オーバータイムの残り19秒、ルカ・ドンチッチがトップスピードからのスピンムーブでレジー・ジャクソンを振り切るレイアップを沈めて、132-130とマブスが勝ち越す。あとはクリッパーズの攻めをしのげば勝利という場面だが、残る19秒間も波乱に満ちたものだった。カワイ・レナードのキックアウトからマーカス・モリスがコーナースリーを沈め、残り9秒でクリッパーズが逆転。クリッパーズはファウルを使って時計を進め、残り3.7秒でマブスの最後の攻めが始まる。
ルカ・ドンチッチは第3戦で痛めた足首が万全ではなく、クリスタプス・ポルジンギスはひざの痛みを訴えて欠場。ドンチッチをベンチで休ませる苦しい時間帯をセス・カリー、ティム・ハーダウェイJr.、トレイ・バークの活躍で押し返し、最大21点差のビハインドを取り戻して延長へと持ち込んでいた。
第4クォーター序盤、ベンチで休む間も常に足首をケアしていたドンチッチだが、コートに戻った後は時間を追うごとに『ゾーン』に入っていく。

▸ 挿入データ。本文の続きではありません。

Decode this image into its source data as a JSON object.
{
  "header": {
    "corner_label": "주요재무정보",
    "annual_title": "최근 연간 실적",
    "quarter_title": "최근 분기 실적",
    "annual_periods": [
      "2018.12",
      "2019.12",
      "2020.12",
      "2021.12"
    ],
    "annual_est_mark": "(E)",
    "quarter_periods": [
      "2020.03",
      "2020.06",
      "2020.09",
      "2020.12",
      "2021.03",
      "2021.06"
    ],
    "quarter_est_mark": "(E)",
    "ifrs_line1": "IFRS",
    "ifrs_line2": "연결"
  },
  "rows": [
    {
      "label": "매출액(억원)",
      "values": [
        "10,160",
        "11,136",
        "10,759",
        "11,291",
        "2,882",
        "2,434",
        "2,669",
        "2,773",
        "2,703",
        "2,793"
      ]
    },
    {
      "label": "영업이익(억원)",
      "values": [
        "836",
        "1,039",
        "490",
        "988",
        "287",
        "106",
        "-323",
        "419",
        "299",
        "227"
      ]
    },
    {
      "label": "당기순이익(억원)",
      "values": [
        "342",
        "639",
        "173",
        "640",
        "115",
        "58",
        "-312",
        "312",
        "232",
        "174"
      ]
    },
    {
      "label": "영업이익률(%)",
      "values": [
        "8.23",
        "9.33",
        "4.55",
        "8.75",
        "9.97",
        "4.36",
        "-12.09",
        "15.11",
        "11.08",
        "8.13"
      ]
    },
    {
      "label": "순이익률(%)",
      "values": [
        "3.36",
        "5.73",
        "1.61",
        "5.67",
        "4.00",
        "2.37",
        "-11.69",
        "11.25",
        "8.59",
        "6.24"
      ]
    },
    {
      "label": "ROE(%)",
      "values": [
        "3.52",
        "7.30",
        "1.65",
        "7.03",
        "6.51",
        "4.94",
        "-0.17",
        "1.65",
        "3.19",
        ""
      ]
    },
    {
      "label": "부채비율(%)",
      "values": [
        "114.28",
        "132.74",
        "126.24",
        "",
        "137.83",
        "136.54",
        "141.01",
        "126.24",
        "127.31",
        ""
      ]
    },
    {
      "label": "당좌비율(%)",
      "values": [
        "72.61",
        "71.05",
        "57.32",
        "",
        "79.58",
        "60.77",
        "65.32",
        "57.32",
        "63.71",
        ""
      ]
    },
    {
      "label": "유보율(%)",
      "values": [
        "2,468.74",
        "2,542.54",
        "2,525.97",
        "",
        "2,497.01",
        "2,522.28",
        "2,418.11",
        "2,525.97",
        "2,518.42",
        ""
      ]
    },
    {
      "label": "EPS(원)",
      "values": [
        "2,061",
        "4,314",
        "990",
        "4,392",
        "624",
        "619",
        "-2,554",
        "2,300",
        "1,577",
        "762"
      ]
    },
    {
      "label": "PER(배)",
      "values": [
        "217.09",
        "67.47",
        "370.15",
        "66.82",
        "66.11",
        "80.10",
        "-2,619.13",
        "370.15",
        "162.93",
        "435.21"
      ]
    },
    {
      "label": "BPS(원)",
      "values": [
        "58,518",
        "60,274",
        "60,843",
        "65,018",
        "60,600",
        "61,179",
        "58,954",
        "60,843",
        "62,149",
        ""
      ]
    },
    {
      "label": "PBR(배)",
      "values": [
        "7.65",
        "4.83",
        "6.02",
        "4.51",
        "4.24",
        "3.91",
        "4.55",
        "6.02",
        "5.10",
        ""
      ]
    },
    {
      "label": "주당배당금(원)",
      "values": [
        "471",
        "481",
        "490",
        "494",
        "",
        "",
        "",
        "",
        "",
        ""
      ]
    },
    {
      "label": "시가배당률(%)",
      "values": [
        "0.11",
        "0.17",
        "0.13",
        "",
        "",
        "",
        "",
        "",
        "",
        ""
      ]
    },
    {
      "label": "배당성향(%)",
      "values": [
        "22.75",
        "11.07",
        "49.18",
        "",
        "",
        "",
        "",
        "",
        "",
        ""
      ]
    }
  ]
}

3.7秒はさすがに時間が足りないかと思われたが、彼は常識が通じない次元に達していた。
ボールを受けたドンチッチはジャクソンを左右に振り回しての3ポイントシュートでリングを射抜く。その前のプレーでスピードで振り切られて失点していたジャクソンの寄せはわずかに足りなかった。雄叫びを上げる彼の姿は、歓喜して駆け寄るチームメートとスタッフであっという間に見えなくなった。
クリッパーズでは肩の故障を抱えるポール・ジョージがフィールドゴール14本中成功わずか3本とシュートタッチが戻らない。レナードが32得点、シックスマンのルー・ウィリアムズが36得点と奮闘したが、ドンチッチが上回った。

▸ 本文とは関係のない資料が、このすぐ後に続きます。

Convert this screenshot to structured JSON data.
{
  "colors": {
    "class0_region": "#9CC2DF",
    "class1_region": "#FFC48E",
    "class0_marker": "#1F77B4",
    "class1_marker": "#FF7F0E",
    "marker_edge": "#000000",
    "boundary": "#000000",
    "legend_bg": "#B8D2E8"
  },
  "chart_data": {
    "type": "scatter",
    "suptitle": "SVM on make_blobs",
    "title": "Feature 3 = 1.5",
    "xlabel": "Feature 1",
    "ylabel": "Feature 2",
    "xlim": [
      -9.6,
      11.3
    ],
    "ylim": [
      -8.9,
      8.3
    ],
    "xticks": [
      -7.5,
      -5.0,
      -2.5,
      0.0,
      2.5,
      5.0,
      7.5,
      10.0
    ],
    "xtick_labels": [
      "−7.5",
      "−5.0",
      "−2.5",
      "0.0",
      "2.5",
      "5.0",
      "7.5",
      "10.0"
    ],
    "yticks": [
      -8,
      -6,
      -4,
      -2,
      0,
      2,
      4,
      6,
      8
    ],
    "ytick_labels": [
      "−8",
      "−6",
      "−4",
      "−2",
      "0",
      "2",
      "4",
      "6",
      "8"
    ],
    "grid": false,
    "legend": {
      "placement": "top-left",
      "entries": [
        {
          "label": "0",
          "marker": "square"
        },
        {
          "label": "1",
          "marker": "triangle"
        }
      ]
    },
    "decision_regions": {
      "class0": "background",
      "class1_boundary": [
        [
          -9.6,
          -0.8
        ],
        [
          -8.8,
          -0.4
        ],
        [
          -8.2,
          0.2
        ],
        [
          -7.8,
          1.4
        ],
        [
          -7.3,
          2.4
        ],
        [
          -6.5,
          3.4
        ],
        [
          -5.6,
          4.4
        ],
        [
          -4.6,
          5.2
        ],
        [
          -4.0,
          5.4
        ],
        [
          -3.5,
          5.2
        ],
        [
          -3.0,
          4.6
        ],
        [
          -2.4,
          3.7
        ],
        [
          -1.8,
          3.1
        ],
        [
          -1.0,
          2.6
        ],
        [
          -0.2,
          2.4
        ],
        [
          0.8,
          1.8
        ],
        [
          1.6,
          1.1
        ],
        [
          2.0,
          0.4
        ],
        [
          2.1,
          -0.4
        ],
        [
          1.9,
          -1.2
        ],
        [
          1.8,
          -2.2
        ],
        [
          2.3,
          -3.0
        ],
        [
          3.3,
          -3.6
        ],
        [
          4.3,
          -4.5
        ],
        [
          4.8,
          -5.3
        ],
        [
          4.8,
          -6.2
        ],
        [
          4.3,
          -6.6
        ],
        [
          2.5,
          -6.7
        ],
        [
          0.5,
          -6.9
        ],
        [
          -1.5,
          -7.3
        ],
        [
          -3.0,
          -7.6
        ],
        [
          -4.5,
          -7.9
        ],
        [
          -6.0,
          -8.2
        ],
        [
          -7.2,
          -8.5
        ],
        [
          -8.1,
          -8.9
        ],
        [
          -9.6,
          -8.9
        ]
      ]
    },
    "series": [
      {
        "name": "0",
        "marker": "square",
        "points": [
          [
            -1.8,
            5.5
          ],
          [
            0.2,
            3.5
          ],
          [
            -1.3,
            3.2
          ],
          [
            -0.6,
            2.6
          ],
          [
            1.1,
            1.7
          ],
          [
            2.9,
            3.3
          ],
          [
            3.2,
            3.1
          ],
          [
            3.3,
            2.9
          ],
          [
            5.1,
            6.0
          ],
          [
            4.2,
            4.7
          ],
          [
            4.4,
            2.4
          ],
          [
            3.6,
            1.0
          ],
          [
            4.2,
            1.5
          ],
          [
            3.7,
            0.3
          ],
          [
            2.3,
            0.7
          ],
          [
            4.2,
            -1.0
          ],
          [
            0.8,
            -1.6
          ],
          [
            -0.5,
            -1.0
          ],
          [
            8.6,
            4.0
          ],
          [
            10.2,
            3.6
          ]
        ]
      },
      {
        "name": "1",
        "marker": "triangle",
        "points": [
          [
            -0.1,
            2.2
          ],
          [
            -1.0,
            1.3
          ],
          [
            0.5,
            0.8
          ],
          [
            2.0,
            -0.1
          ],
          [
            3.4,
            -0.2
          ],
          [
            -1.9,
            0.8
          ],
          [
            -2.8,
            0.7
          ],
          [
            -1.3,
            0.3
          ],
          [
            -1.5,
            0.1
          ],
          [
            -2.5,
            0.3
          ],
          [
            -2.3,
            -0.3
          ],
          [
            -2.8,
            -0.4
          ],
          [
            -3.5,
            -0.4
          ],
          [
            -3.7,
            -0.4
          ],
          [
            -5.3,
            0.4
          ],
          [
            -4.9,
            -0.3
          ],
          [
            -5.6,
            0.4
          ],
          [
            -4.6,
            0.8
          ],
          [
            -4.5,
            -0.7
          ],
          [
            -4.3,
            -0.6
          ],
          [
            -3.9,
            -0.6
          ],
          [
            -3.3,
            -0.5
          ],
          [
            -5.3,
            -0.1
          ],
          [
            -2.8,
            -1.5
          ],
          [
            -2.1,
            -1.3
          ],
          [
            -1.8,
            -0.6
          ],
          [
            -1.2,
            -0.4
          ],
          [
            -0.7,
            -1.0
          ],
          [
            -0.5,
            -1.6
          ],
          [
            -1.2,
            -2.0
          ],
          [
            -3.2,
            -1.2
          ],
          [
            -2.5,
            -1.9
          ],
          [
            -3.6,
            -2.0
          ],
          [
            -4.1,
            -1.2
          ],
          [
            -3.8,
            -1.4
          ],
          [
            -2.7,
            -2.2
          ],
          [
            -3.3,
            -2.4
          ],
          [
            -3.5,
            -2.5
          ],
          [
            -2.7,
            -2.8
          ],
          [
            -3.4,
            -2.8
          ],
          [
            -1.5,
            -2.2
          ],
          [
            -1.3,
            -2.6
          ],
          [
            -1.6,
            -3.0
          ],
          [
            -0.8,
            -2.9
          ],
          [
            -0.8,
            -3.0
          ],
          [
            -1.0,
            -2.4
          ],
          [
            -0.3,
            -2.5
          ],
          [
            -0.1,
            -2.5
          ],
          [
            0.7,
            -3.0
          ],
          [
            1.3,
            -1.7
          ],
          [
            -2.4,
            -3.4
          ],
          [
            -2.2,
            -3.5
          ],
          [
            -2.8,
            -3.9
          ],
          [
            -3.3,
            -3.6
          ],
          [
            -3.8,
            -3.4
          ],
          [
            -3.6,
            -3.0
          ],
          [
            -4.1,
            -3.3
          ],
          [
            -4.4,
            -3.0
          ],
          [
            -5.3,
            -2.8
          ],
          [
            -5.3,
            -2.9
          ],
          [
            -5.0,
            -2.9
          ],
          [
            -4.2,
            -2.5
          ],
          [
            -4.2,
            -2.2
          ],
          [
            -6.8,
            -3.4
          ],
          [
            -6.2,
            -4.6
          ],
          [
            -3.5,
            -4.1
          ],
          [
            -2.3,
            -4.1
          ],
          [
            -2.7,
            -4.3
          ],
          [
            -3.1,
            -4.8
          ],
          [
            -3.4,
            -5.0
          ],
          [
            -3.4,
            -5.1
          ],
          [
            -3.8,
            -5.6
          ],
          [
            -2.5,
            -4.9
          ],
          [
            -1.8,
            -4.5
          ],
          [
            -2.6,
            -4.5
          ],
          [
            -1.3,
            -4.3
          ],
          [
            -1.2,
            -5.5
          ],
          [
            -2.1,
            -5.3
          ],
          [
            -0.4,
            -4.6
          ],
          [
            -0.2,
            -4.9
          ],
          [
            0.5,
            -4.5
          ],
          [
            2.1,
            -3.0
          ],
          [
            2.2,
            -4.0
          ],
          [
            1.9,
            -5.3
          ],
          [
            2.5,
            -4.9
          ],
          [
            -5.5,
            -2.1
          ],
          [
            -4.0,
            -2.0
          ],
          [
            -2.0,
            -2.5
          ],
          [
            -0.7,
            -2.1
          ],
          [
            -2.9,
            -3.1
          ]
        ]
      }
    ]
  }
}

ドンチッチは43得点17リバウンド13アシスト、すべてがゲームハイのトリプル・ダブルを記録。バークが25得点、ハーダウェイJr.が21得点を記録している。
試合後のオンコートインタビューで、ドンチッチは「ウチには素晴らしい選手が揃っている。クリッパーズはリーグ屈指のチームだけど、僕たちもチーム全体で戦い、渡り合えることを示せた」と胸を張った。
ベンチにいる間もずっとケアを受けていた様子からして、第3戦で痛めた足首の状態は決して良くはないはずだ。「アドレナリンが出て乗り切った感じ。今朝起きた時には正直あまり状態は良くなかったけど、コートに入った瞬間に行けると思った」とドンチッチは説明する。

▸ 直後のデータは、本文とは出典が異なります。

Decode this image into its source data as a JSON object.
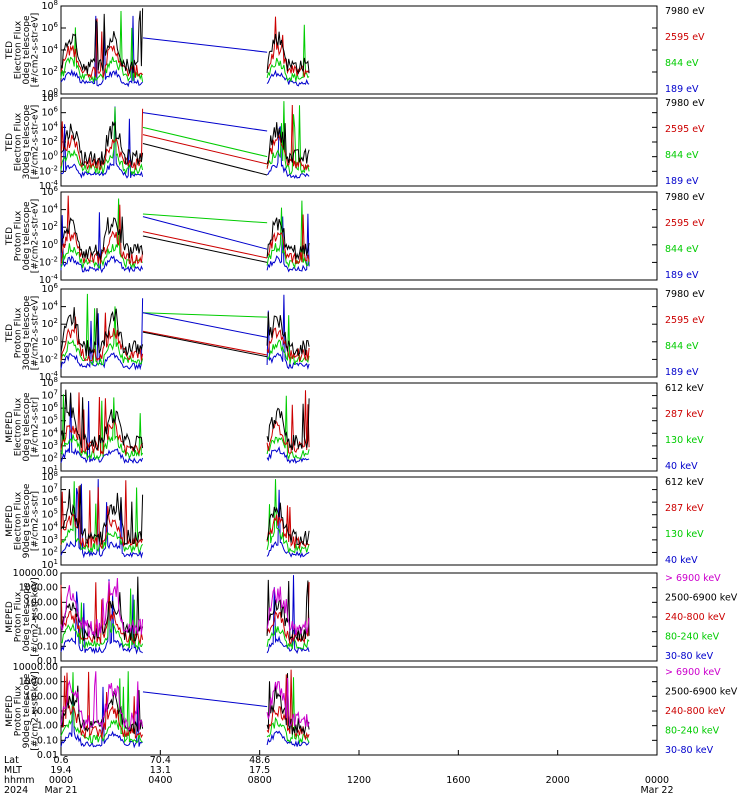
{
  "chart_data": [
    {
      "type": "line",
      "ylabel_lines": [
        "TED",
        "Electron Flux",
        "0deg telescope",
        "[#/cm2-s-str-eV]"
      ],
      "yscale": "log",
      "ylim_exp": [
        0,
        8
      ],
      "ytick_labels": [
        {
          "base": "10",
          "exp": "0"
        },
        {
          "base": "10",
          "exp": "2"
        },
        {
          "base": "10",
          "exp": "4"
        },
        {
          "base": "10",
          "exp": "6"
        },
        {
          "base": "10",
          "exp": "8"
        }
      ],
      "legend": [
        {
          "label": "7980 eV",
          "color": "#000000"
        },
        {
          "label": "2595 eV",
          "color": "#cc0000"
        },
        {
          "label": "844 eV",
          "color": "#00cc00"
        },
        {
          "label": "189 eV",
          "color": "#0000cc"
        }
      ],
      "gap_lines": [
        {
          "color": "#0000cc",
          "start_exp": 5.1,
          "end_exp": 3.8
        }
      ]
    },
    {
      "type": "line",
      "ylabel_lines": [
        "TED",
        "Electron Flux",
        "30deg telescope",
        "[#/cm2-s-str-eV]"
      ],
      "yscale": "log",
      "ylim_exp": [
        -4,
        8
      ],
      "ytick_labels": [
        {
          "base": "10",
          "exp": "-4"
        },
        {
          "base": "10",
          "exp": "-2"
        },
        {
          "base": "10",
          "exp": "0"
        },
        {
          "base": "10",
          "exp": "2"
        },
        {
          "base": "10",
          "exp": "4"
        },
        {
          "base": "10",
          "exp": "6"
        },
        {
          "base": "10",
          "exp": "8"
        }
      ],
      "legend": [
        {
          "label": "7980 eV",
          "color": "#000000"
        },
        {
          "label": "2595 eV",
          "color": "#cc0000"
        },
        {
          "label": "844 eV",
          "color": "#00cc00"
        },
        {
          "label": "189 eV",
          "color": "#0000cc"
        }
      ],
      "gap_lines": [
        {
          "color": "#0000cc",
          "start_exp": 6.0,
          "end_exp": 3.5
        },
        {
          "color": "#00cc00",
          "start_exp": 4.0,
          "end_exp": 0.0
        },
        {
          "color": "#cc0000",
          "start_exp": 3.0,
          "end_exp": -1.0
        },
        {
          "color": "#000000",
          "start_exp": 1.8,
          "end_exp": -2.5
        }
      ]
    },
    {
      "type": "line",
      "ylabel_lines": [
        "TED",
        "Proton Flux",
        "0deg telescope",
        "[#/cm2-s-str-eV]"
      ],
      "yscale": "log",
      "ylim_exp": [
        -4,
        6
      ],
      "ytick_labels": [
        {
          "base": "10",
          "exp": "-4"
        },
        {
          "base": "10",
          "exp": "-2"
        },
        {
          "base": "10",
          "exp": "0"
        },
        {
          "base": "10",
          "exp": "2"
        },
        {
          "base": "10",
          "exp": "4"
        },
        {
          "base": "10",
          "exp": "6"
        }
      ],
      "legend": [
        {
          "label": "7980 eV",
          "color": "#000000"
        },
        {
          "label": "2595 eV",
          "color": "#cc0000"
        },
        {
          "label": "844 eV",
          "color": "#00cc00"
        },
        {
          "label": "189 eV",
          "color": "#0000cc"
        }
      ],
      "gap_lines": [
        {
          "color": "#00cc00",
          "start_exp": 3.5,
          "end_exp": 2.5
        },
        {
          "color": "#0000cc",
          "start_exp": 3.2,
          "end_exp": -0.5
        },
        {
          "color": "#cc0000",
          "start_exp": 1.5,
          "end_exp": -1.5
        },
        {
          "color": "#000000",
          "start_exp": 1.0,
          "end_exp": -2.0
        }
      ]
    },
    {
      "type": "line",
      "ylabel_lines": [
        "TED",
        "Proton Flux",
        "30deg telescope",
        "[#/cm2-s-str-eV]"
      ],
      "yscale": "log",
      "ylim_exp": [
        -4,
        6
      ],
      "ytick_labels": [
        {
          "base": "10",
          "exp": "-4"
        },
        {
          "base": "10",
          "exp": "-2"
        },
        {
          "base": "10",
          "exp": "0"
        },
        {
          "base": "10",
          "exp": "2"
        },
        {
          "base": "10",
          "exp": "4"
        },
        {
          "base": "10",
          "exp": "6"
        }
      ],
      "legend": [
        {
          "label": "7980 eV",
          "color": "#000000"
        },
        {
          "label": "2595 eV",
          "color": "#cc0000"
        },
        {
          "label": "844 eV",
          "color": "#00cc00"
        },
        {
          "label": "189 eV",
          "color": "#0000cc"
        }
      ],
      "gap_lines": [
        {
          "color": "#00cc00",
          "start_exp": 3.3,
          "end_exp": 2.8
        },
        {
          "color": "#0000cc",
          "start_exp": 3.3,
          "end_exp": 0.5
        },
        {
          "color": "#cc0000",
          "start_exp": 1.2,
          "end_exp": -1.5
        },
        {
          "color": "#000000",
          "start_exp": 1.1,
          "end_exp": -1.7
        }
      ]
    },
    {
      "type": "line",
      "ylabel_lines": [
        "MEPED",
        "Electron Flux",
        "0deg telescope",
        "[#/cm2-s-str]"
      ],
      "yscale": "log",
      "ylim_exp": [
        1,
        8
      ],
      "ytick_labels": [
        {
          "base": "10",
          "exp": "1"
        },
        {
          "base": "10",
          "exp": "2"
        },
        {
          "base": "10",
          "exp": "3"
        },
        {
          "base": "10",
          "exp": "4"
        },
        {
          "base": "10",
          "exp": "5"
        },
        {
          "base": "10",
          "exp": "6"
        },
        {
          "base": "10",
          "exp": "7"
        },
        {
          "base": "10",
          "exp": "8"
        }
      ],
      "legend": [
        {
          "label": "612 keV",
          "color": "#000000"
        },
        {
          "label": "287 keV",
          "color": "#cc0000"
        },
        {
          "label": "130 keV",
          "color": "#00cc00"
        },
        {
          "label": "40 keV",
          "color": "#0000cc"
        }
      ],
      "gap_lines": []
    },
    {
      "type": "line",
      "ylabel_lines": [
        "MEPED",
        "Electron Flux",
        "90deg telescope",
        "[#/cm2-s-str]"
      ],
      "yscale": "log",
      "ylim_exp": [
        1,
        8
      ],
      "ytick_labels": [
        {
          "base": "10",
          "exp": "1"
        },
        {
          "base": "10",
          "exp": "2"
        },
        {
          "base": "10",
          "exp": "3"
        },
        {
          "base": "10",
          "exp": "4"
        },
        {
          "base": "10",
          "exp": "5"
        },
        {
          "base": "10",
          "exp": "6"
        },
        {
          "base": "10",
          "exp": "7"
        },
        {
          "base": "10",
          "exp": "8"
        }
      ],
      "legend": [
        {
          "label": "612 keV",
          "color": "#000000"
        },
        {
          "label": "287 keV",
          "color": "#cc0000"
        },
        {
          "label": "130 keV",
          "color": "#00cc00"
        },
        {
          "label": "40 keV",
          "color": "#0000cc"
        }
      ],
      "gap_lines": []
    },
    {
      "type": "line",
      "ylabel_lines": [
        "MEPED",
        "Proton Flux",
        "0deg telescope",
        "[#/cm2-s-str-keV]"
      ],
      "yscale": "log",
      "ylim_exp": [
        -2,
        4
      ],
      "ytick_labels": [
        {
          "base": "0.01"
        },
        {
          "base": "0.10"
        },
        {
          "base": "1.00"
        },
        {
          "base": "10.00"
        },
        {
          "base": "100.00"
        },
        {
          "base": "1000.00"
        },
        {
          "base": "10000.00"
        }
      ],
      "legend": [
        {
          "label": "> 6900 keV",
          "color": "#cc00cc"
        },
        {
          "label": "2500-6900 keV",
          "color": "#000000"
        },
        {
          "label": "240-800 keV",
          "color": "#cc0000"
        },
        {
          "label": "80-240 keV",
          "color": "#00cc00"
        },
        {
          "label": "30-80 keV",
          "color": "#0000cc"
        }
      ],
      "gap_lines": []
    },
    {
      "type": "line",
      "ylabel_lines": [
        "MEPED",
        "Proton Flux",
        "90deg telescope",
        "[#/cm2-s-str-keV]"
      ],
      "yscale": "log",
      "ylim_exp": [
        -2,
        4
      ],
      "ytick_labels": [
        {
          "base": "0.01"
        },
        {
          "base": "0.10"
        },
        {
          "base": "1.00"
        },
        {
          "base": "10.00"
        },
        {
          "base": "100.00"
        },
        {
          "base": "1000.00"
        },
        {
          "base": "10000.00"
        }
      ],
      "legend": [
        {
          "label": "> 6900 keV",
          "color": "#cc00cc"
        },
        {
          "label": "2500-6900 keV",
          "color": "#000000"
        },
        {
          "label": "240-800 keV",
          "color": "#cc0000"
        },
        {
          "label": "80-240 keV",
          "color": "#00cc00"
        },
        {
          "label": "30-80 keV",
          "color": "#0000cc"
        }
      ],
      "gap_lines": [
        {
          "color": "#0000cc",
          "start_exp": 2.3,
          "end_exp": 1.3
        }
      ]
    }
  ],
  "time_axis": {
    "row_labels": [
      "Lat",
      "MLT",
      "hhmm",
      "2024"
    ],
    "columns": [
      {
        "hour": 0,
        "lat": "0.6",
        "mlt": "19.4",
        "hhmm": "0000",
        "date": "Mar 21"
      },
      {
        "hour": 4,
        "lat": "70.4",
        "mlt": "13.1",
        "hhmm": "0400",
        "date": ""
      },
      {
        "hour": 8,
        "lat": "48.6",
        "mlt": "17.5",
        "hhmm": "0800",
        "date": ""
      },
      {
        "hour": 12,
        "lat": "",
        "mlt": "",
        "hhmm": "1200",
        "date": ""
      },
      {
        "hour": 16,
        "lat": "",
        "mlt": "",
        "hhmm": "1600",
        "date": ""
      },
      {
        "hour": 20,
        "lat": "",
        "mlt": "",
        "hhmm": "2000",
        "date": ""
      },
      {
        "hour": 24,
        "lat": "",
        "mlt": "",
        "hhmm": "0000",
        "date": "Mar 22"
      }
    ],
    "xlim_hours": [
      0,
      24
    ],
    "data_segments_hours": [
      [
        0,
        3.3
      ],
      [
        8.3,
        10.0
      ]
    ]
  }
}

「勝ったことで自信は強くなったけど、自信はずっとある。自信がなければここにいるべきではない。だからこそ2勝できた」とドンチッチは言う。これで2勝2敗のイーブン。このシリーズはまだまだ一波乱も二波乱もありそうで先が読めないが、その間にクリッパーズがドンチッチの超人的なパフォーマンスに悩まされるのは間違いない。